I have a dataframe that has the attributes "key"
, "name"
, and "value
". For each "key"
group, I want the attributes "name"
to be stored in an array. The "value"
of each name would then be stored into it's own column named "<name>_value"
. For example:
key name value
0 A Patton 2
1 A Arthur 2
2 B Will 1
3 B Patton 1
The dataframe above should be transformed as such:
key name Patton_value Arthur_value Will_value
0 A [Patton, Arthur] 2 2 null
1 B [Patton, Will] 1 null 1
What I have attempted so far is:
df.groupby('key').name.apply(list).reset_index()
But I don't know how to preserve the values for the "name"
and save them as a column.
CodePudding user response:
There might be more concise ways to do it, but this works:
D = df.pivot(columns='name', index='key', values='value').reset_index().rename_axis(None, axis=1)
D['name'] = D.apply(lambda x: df['name'][df['key'] == x['key']].values, axis=1).reset_index(drop=True)
D = D[[D.columns[0], D.columns[-1], *D.columns[1:-1]]]
D.columns = [*D.columns[:2], *D.columns[2:] '_value']
Output:
>>> D
key name Arthur_value Patton_value Will_value
0 A [Patton, Arthur] 2.0 2.0 NaN
1 B [Will, Patton] NaN 1.0 1.0
CodePudding user response:
You can create a name_list
column and pivot the dataframe:
df['name_list'] = df['key'].map(df.groupby('key')['name'].agg(tuple))

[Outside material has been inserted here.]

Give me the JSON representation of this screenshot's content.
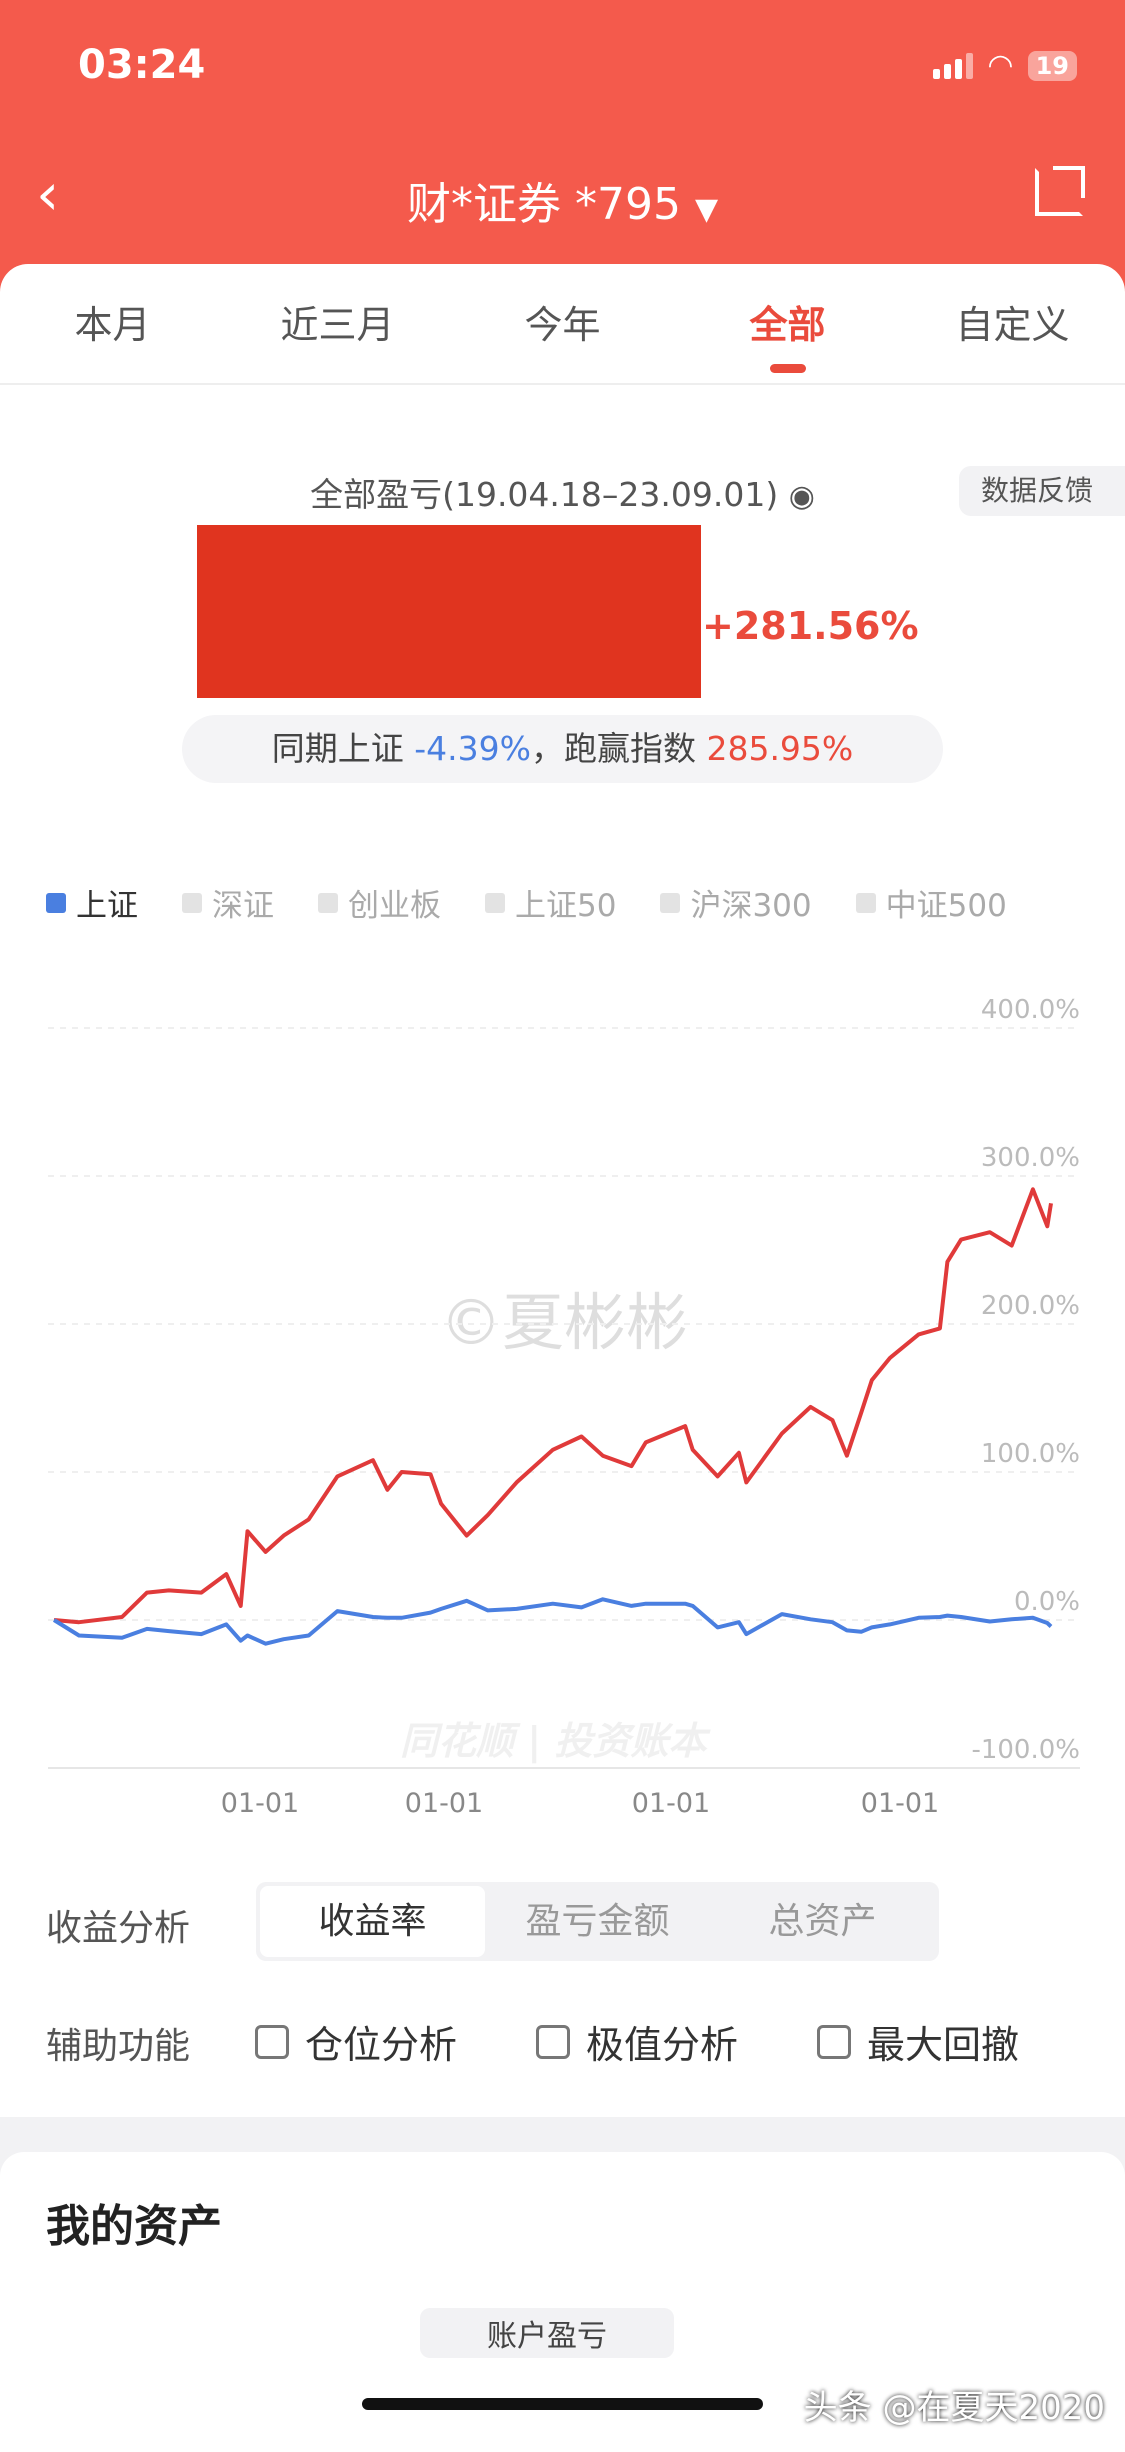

out = df.pivot_table(values='value', index=['key','name_list'], columns='name').add_suffix('_value').reset_index().rename({'name_list':'name'}, axis=1)
out['name'] = out['name'].apply(lambda x: list(x))
out.columns.name = None
Output:
key name Arthur_value Patton_value Will_value
0 A [Patton, Arthur] 2.0 2.0 NaN
1 B [Will, Patton] NaN 1.0 1.0